Joshua’s mood brightened considerably. “Oh really?”
“Is it true you and your friend survived the platelasher to get to town? It sleeps during the day and eats at night, so you two are the first visitors to ever come after dark.”
“Sure. Yeah. Yes. We ran into those monsters,” an appeased Joshua brightened up.
“Monsters?” the woman said curiously looking at Joshua. “Do you mean there was more than one?”
“Well yeah,” Joshua nodded. “There were eight or nine.”
“That’s terrible news!” the girl said surprised. “Ever since the followers of Raithous arrived and brought the good news of our lord, the number of platelashers have gone down drastically. Until recently, we have only had that one platelasher that stalks the Telgrad nearby."
“I think they were babies,” Joshua said. “At least they can’t come out of the metal-sea. I mean, they can’t come onto land, right?”
The girl laughed. “Of course not. We couldn’t live here if they did. Or at least, if they can, they don’t.”
“So….” Joshua droned not completely sure what to say now. “Do you know anything specifically about this Valletta. She's like in charge of the priesthood, right?"
“Well, Father Peska was our Light for the past few years. High Priestess Veletta only came to our humble town two weeks ago. She told us that of all of the congregations around the world, we were one of the most faithful.”
“Congregations around the world?” Joshua repeated. He had never heard of this religion in his life. If there were other groups of these people, they also had to be in other backwoods villages he had never visited. “So,” Joshua began awkwardly, “have you noticed anything strange going on in Dania since these people arrived?”
“Like the miracles they perform?” the woman asked hopefully.
“Well no,” Joshua answered. I was thinking along the lines of people going missing or something along those lines.”
“There are some people that have left to spread the word. They are missionaries now. Of course, they aren’t missing. They’ll be back sooner or later the Sun willing.”
“I thought you worshiped a god.”
“We do.”
“But--, never mind. Let me just get this straight,” thought Joshua aloud, “over the past five years, several people have left the town, and nobody has seen them since? And the only newcomers are the occasional missionaries flown in?”
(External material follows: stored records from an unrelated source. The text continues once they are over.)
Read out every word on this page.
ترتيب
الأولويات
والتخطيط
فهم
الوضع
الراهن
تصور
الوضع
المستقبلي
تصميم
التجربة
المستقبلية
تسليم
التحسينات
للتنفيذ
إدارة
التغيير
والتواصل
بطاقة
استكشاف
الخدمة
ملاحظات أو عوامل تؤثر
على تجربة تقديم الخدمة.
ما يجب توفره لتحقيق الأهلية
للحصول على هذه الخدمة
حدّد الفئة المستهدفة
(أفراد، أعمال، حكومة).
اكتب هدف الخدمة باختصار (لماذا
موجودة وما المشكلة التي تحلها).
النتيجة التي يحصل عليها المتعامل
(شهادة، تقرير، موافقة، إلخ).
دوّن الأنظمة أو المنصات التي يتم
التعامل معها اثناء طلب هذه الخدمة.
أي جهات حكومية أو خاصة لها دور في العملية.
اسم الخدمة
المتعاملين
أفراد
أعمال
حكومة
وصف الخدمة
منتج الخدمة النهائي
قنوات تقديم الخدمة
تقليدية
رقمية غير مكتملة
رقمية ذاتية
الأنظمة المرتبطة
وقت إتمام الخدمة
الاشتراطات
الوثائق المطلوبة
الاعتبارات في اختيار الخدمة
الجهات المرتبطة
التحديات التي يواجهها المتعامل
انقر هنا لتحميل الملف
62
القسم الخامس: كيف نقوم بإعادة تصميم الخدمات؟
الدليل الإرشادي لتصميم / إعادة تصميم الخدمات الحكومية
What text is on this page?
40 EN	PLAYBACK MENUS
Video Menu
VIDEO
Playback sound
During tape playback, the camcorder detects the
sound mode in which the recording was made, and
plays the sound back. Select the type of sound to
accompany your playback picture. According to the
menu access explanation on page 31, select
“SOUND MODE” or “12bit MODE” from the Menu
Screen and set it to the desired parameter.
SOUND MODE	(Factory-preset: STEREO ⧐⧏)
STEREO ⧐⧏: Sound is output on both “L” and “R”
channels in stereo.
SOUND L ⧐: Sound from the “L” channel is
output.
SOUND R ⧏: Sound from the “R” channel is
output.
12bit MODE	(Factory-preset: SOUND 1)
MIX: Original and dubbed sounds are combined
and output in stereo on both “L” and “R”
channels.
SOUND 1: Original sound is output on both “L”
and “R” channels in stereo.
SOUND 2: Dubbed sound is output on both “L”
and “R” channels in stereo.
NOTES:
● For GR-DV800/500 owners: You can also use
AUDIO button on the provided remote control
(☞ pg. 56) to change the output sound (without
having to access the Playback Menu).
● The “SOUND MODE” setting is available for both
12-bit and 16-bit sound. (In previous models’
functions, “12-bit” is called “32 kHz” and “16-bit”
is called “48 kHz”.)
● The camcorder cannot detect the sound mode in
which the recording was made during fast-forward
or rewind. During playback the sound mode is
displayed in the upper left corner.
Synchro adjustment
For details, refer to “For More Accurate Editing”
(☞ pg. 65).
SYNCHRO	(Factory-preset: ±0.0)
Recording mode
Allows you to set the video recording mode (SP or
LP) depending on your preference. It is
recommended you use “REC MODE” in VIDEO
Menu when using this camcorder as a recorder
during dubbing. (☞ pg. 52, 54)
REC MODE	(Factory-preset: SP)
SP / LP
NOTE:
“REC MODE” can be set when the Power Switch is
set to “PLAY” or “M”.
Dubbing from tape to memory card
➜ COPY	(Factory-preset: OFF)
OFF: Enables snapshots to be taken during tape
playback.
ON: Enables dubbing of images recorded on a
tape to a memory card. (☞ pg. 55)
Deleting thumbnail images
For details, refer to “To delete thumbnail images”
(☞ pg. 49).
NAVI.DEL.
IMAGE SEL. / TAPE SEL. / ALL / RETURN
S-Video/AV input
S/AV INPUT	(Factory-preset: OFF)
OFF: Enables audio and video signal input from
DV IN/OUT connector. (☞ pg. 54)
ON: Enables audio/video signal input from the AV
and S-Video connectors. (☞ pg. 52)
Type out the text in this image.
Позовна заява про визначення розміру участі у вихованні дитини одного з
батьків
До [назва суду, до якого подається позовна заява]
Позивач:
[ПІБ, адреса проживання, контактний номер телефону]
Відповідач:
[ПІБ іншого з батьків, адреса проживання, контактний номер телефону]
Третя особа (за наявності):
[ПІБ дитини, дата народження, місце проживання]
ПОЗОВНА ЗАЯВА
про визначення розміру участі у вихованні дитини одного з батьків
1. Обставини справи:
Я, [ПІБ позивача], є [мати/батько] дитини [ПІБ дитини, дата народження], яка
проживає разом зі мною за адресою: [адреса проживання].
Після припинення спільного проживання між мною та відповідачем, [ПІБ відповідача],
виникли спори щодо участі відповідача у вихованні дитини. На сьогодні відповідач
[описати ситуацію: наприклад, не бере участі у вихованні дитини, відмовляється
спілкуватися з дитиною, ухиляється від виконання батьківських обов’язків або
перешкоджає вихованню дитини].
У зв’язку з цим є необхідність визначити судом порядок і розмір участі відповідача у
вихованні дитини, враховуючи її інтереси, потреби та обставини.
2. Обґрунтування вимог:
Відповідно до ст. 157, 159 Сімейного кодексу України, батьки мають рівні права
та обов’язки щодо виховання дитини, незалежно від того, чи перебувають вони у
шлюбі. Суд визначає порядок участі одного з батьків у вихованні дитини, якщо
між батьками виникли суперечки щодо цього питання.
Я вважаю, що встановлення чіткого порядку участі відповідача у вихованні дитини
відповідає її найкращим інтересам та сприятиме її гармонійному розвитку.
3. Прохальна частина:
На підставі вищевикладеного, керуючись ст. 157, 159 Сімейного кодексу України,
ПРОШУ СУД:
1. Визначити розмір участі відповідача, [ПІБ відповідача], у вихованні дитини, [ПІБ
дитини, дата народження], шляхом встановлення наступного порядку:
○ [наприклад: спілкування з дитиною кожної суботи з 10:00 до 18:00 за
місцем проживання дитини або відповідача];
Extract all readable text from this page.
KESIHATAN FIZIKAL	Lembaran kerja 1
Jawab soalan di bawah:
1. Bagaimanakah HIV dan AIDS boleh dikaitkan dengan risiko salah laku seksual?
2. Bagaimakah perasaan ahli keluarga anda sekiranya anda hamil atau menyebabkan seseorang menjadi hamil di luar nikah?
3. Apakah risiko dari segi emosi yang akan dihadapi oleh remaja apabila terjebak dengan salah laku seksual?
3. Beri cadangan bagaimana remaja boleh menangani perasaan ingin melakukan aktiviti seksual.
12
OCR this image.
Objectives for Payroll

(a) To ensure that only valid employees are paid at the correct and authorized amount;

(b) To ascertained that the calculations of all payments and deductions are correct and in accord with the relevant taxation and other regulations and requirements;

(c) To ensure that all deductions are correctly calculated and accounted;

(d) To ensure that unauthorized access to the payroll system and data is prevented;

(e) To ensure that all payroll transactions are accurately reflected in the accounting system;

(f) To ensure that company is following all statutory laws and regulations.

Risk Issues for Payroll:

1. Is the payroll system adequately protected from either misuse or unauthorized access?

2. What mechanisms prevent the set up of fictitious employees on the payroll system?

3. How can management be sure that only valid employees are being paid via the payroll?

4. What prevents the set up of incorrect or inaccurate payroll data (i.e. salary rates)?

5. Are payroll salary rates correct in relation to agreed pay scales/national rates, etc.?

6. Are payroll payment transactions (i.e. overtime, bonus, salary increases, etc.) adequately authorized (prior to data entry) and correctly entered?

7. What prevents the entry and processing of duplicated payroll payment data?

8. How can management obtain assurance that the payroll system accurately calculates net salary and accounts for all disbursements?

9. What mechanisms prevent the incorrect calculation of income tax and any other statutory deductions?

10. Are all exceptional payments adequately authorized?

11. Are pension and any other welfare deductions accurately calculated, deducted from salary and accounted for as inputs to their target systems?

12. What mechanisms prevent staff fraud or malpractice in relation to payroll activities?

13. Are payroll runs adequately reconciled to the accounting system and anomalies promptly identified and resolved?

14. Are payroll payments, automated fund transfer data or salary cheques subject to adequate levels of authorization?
“Well they’ve written letters that have been read during service,” the girl said getting defensive.
“Alright, alright,” Joshua soothed. “Didn’t mean to upset you.” The two sat there quietly for a bit until Joshua spoke up with one last question, “Are there any areas in the temple or town that most people aren’t allowed? I mean, places that townspeople don’t really see?” She considered Joshua’s question. “Like in the temple?” Joshua tacked on.
“Of course,” she said, “the average person cannot go to the holy places.”
“Okay,” Joshua said to himself. It was what he expected.
The girl nodded. “I’m Zara. My name.”
“Okay,” Joshua said again blankly.
The girl waited until she realized that this was all Joshua was going to say. “Would you like to join my family for dinner?”
“Uh,” Joshua said, stretching the sound into several syllables and across several seconds. “Oh. I. I uh. I have plans tonight.”
"Plans? You just got here,” she said haughtily.